A Quarentena, a ilusão do Normal e a Fenda

Por que, nas crises, nos sentimos tão impelidos a voltar à normalidade de uma vida sacrificada e vazia, na máquina capitalista? Surgiu uma fenda imensa. Nada garante que o não-mundo de antes retornará

Por Claudio Medeiros e Victor Galdino*, em Outras Palavras

Conta-se que nos chegou a primeira grande epidemia por uma barca dinamarquesa de nome Navarre que aporta à Capital do Império no dia 3 de dezembro de 1849. Nada constando sobre o risco oferecido pelos miasmas que transpiram nas madeiras podres do calabouço dos navios, teve a embarcação livre trânsito no porto do Rio de Janeiro. Assim que o consignatário da barca viu a enfermidade que castigava a bordo, tratou de vendê-la e a tripulação dispersou-se. Alguns marinheiros passaram para navios vizinhos, alguns correram para uma public house mantida por um francês de nome Frank, na Rua da Misericórdia. Os que moravam próximo às praias vizinhas dos ancoradouros, assim como aqueles que residiam nas ruas da Misericórdia, S. José, Direita e becos adjacentes, foram vítimas prediletas da peste.

O Hotel de Neptuno, na Rua da Misericórdia, a tal public house de Frank, defronte da de Neptuno, o Hotel da Califórnia, na Rua Fresca, e a casa de New York no Beco do Cotovelo eram alguns desses estabelecimentos, junto à orla, que careciam da boa fama junto à autoridade policial. A clientela de marinheiros de navios de guerra e mercantes, cada qual a se servir de idioma próprio, consumia em semelhantes casas o duplo serviço de inferninho e pernoite. O presidente da Junta de Higiene Pública solicitaria auxílio policial contra a existência de certas casas de hospedaria, por causa de hóspedes que, “entregando-se a repetidas orgias, saem dali afetados da febre amarela, e uma grande parte deles é vítimas de tais excessos e do mal que em semelhantes casas parece estar localizado”.1 A mando do Imperador, o Visconde de Mont’Alegre remete à Câmara providências para evitar a permanência da peste. Assim se institucionalizaria com pioneirismo o sequestro dos afetados – o regime de quarentena.

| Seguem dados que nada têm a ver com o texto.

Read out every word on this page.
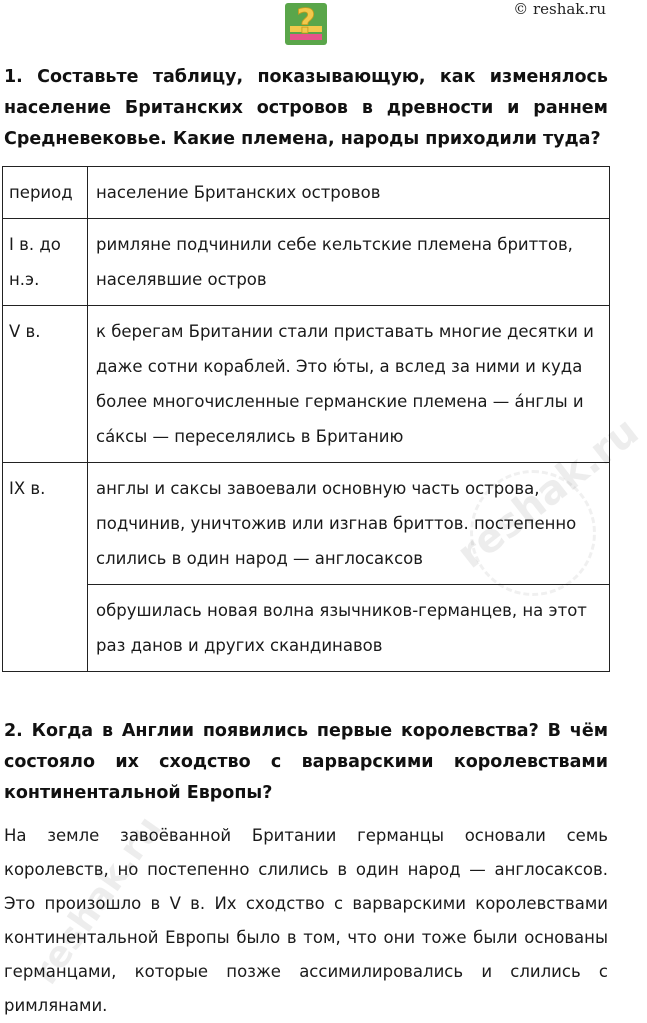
© reshak.ru
?
1. Составьте таблицу, показывающую, как изменялось население Британских островов в древности и раннем Средневековье. Какие племена, народы приходили туда?
период	население Британских островов
I в. до н.э.	римляне подчинили себе кельтские племена бриттов, населявшие остров
V в.	к берегам Британии стали приставать многие десятки и даже сотни кораблей. Это ю́ты, а вслед за ними и куда более многочисленные германские племена — а́нглы и са́ксы — переселялись в Британию
IX в.	англы и саксы завоевали основную часть острова, подчинив, уничтожив или изгнав бриттов. постепенно слились в один народ — англосаксов
	обрушилась новая волна язычников-германцев, на этот раз данов и других скандинавов
2. Когда в Англии появились первые королевства? В чём состояло их сходство с варварскими королевствами континентальной Европы?
На земле завоёванной Британии германцы основали семь королевств, но постепенно слились в один народ — англосаксов. Это произошло в V в. Их сходство с варварскими королевствами континентальной Европы было в том, что они тоже были основаны германцами, которые позже ассимилировались и слились с римлянами.
reshak.ru
reshak.ru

A quarentena, enquanto tecnologia não profilática, seria a própria materialização jurídica do tratamento dado à doença na época. O que fazia o higienista senão assistir policialescamente ao paciente pedindo-lhe uma contribuição para o tratamento através de sua adesão a uma dieta de reclusão? A dura alternativa de deixar perecer ao desamparo os míseros marinheiros doentes, ou de relaxar a quarentena, permitindo a ida de médicos a bordo, ou de suspendê-la, não era signo de ausência do poder político. A decisão de reunir num mesmo local pessoas afetadas, e em local separado aquelas que com elas tiveram algum tipo de contato não era tomada sem ponderação. A quarentena era uma prática positiva de transferência do ofício da cura para o processo natural de adaptação do indivíduo a um clima que não lhe é habitual, adaptação da economia humana estrangeira ao clima tropical. Era, portanto, uma prática cientificamente prevista. Era normal que um regime de quarentena quisesse dizer que tanto poderiam ser 40 dias como 40 semanas – ou mesmo 40 meses. O imperativo era que não saíssem de lá senão quando aclimatados, ou seja, curados. Ou mortos.

Para prevenir e suspender o progresso da febre amarela, os navios considerados focos de infecção eram colocados em lugar afastado da cidade, conservando entre si a maior distância possível; eram forçados a subir barra afora, a fim de serem descarregados, lavados e fumegados nas ilhas para isso destinadas. Um novo lazareto seria construído na Ilha do Bom Jesus (atualmente integrada à do Fundão). Os doentes a bordo são obrigados a recolherem-se nos lazaretos. E não só os marinheiros, como todos os moradores da região portuária, seriam visitados duas vezes ao dia pelos médicos que fiscalizavam o estado de limpeza e de arejamento, dando um destino aos doentes que fossem encontrados. Além da Santa Casa, do Hospital da Marinha e de uma enfermaria a ser criada na Rua da Misericórdia, seriam estabelecidos mais dois lazaretos: o da Rua do Livramento e outro de “extraordinária mortalidade”, estabelecido na Gamboa pelo Dr. Peixoto, do qual se ouviu dizer “que quantos entravam para aquele lazareto de lá iam para o cemitério”2. Em todos os aposentos das casas dos doentes da epidemia eram feitas fumigações cloruretadas; e aquele em que houver permanecido o doente, será mais que todos lavado, caiado e fumegado.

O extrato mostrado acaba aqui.